Alligators live in freshwater environments such as ponds, marshes, rivers and swamps. Although alligators have heavy bodies and slow metabolisms, they are capable of short bursts of speed that can exceed 30 miles per hour. Alligators‘ main prey are smaller animals that they can kill and eat with a single bite. Alligators may kill larger prey by grabbing it and dragging it in the water to drown. Food items that can‘t be eaten in one bite are either allowed to rot or are rendered by biting and then spinning or convulsing wildly until bite size pieces are torn off. (From the Wikipedia entry for Alligator.)

B

ParseData:: Status: success(1,0) Title: ‘A‘ is for Alligator Outlinks: 2 outlink: toUrl: http://en.wikipedia.org/wiki/Alligator anchor: the Wikipedia entry for Alligator outlink: toUrl: http://keaton/tinysite/B.html anchor: B Metadata: {Date=Tue, 25 Oct 2005 11:13:34 GMT, CharEncodingForConversion=windows-1252, Server=Apache-Coyote/1.1, Last-Modified=Tue, 25 Oct 2005 11:02:11 GMT, ETag=W/"1106-1130238131000", Content-Type=text/html, Connection=close, Content-Length=1106} ParseText:: ‘A‘ is for Alligator Alligators live in freshwater environments such as ponds, marshes, rivers and swamps. Although alligators have heavy bodies and slow metabolisms, they are capable of short bursts of speed that can exceed 30 miles per hour.

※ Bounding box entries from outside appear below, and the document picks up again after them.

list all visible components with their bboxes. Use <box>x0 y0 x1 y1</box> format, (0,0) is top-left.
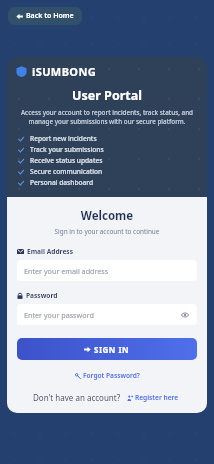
staticText: Back to Home <box>26 11 74 21</box>
staticText: User Portal <box>16 87 198 104</box>
staticText: Enter your email address <box>24 266 109 276</box>
staticText: Password <box>26 291 58 300</box>
staticText: Forgot Password? <box>83 371 140 380</box>
button[interactable]: Enter your email address <box>17 260 197 281</box>
staticText: Enter your password <box>24 310 94 320</box>
staticText: Personal dashboard <box>30 178 94 187</box>
button[interactable]: Enter your password <box>17 304 197 325</box>
staticText: Access your account to report incidents,… <box>16 108 198 126</box>
staticText: Sign in to your account to continue <box>17 227 197 236</box>
staticText: Email Address <box>27 247 73 256</box>
button[interactable]: Forgot Password? <box>72 370 143 381</box>
button[interactable]: SIGN IN <box>17 338 197 360</box>
staticText: Welcome <box>17 208 197 224</box>
button[interactable]: Show password <box>179 309 190 320</box>
staticText: Secure communication <box>30 167 103 176</box>
staticText: Track your submissions <box>30 145 104 154</box>
staticText: SIGN IN <box>94 344 130 355</box>
staticText: Receive status updates <box>30 156 103 165</box>
staticText: Don't have an account? <box>33 392 121 403</box>
button[interactable]: Back to Home <box>8 7 82 25</box>
staticText: Register here <box>135 393 179 402</box>
staticText: iSUMBONG <box>32 64 97 79</box>
button[interactable]: Register here <box>125 392 181 403</box>
staticText: Report new incidents <box>30 134 97 143</box>
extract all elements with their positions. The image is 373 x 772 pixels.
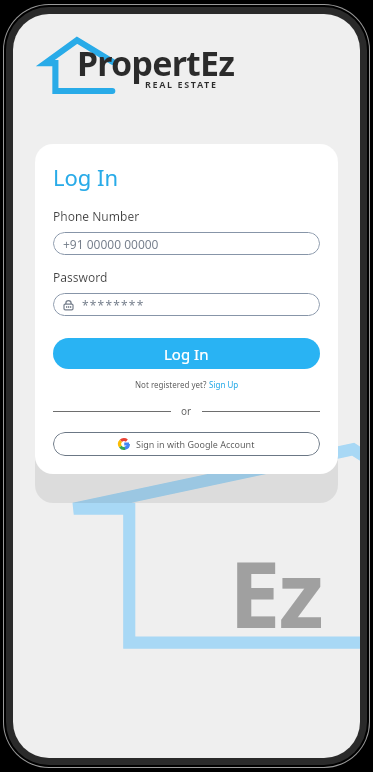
other: Password	[63, 299, 74, 311]
staticText: Log In	[53, 162, 119, 192]
staticText: PropertEz	[77, 40, 235, 86]
button[interactable]: Log In	[53, 338, 320, 369]
staticText: ********	[82, 297, 145, 313]
staticText: Password	[53, 269, 108, 285]
other: Google	[118, 438, 130, 450]
staticText: or	[181, 404, 192, 418]
button[interactable]: Sign Up	[209, 379, 239, 390]
staticText: Log In	[164, 344, 209, 364]
button[interactable]: Password	[53, 293, 320, 316]
staticText: REAL ESTATE	[145, 78, 218, 90]
staticText: Phone Number	[53, 208, 140, 224]
button[interactable]: Google	[53, 432, 320, 456]
button[interactable]: +91 00000 00000	[53, 232, 320, 255]
staticText: Sign in with Google Account	[136, 438, 255, 450]
staticText: +91 00000 00000	[63, 236, 159, 252]
staticText: Sign Up	[209, 379, 239, 390]
staticText: Ez	[229, 530, 322, 655]
staticText: Not registered yet?	[135, 379, 209, 390]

Alligators‘ main prey are smaller animals that they can kill and eat with a single bite. Alligators may kill larger prey by grabbing it and dragging it in the water to drown. Food items that can‘t be eaten in one bite are either allowed to rot or are rendered by biting and then spinning or convulsing wildly until bite size pieces are torn off. (From the Wikipedia entry for Alligator .) B
There‘s a lot of data for each entry--remember this is just a single entry, for page A--but it breaks down into the following categories: fetch data, raw content, and parsed content. The fetch data, indicated by the FetcherOutput section, is data gathered by the fetcher to be propagated back to the WebDB during the update part of the generate/fetch/update cycle.
The raw content, indicated by the Content section, contains the page contents as retrieved by the fetcher, including HTTP headers and other metadata. (By default, the protocol-httpclient plugin is used to do this work.) This content is returned when you ask Nutch search for a cached copy of the page. You can see the HTML page for page A in this example.
Finally, the raw content is parsed using an appropriate parser plugin--determined by looking at the content type and then the file extension. In this case, parse-html was used, since the content type is text/html. The parsed content (indicated by the ParseData and ParseText sections) is used by the indexer to create the segment index.
Index
The tool of choice for examining Lucene indexes isLuke. Luke allows you to look at individual documents in an index, as well as perform ad hoc queries. Figure 3 shows the merged index for our example, found in the index directory.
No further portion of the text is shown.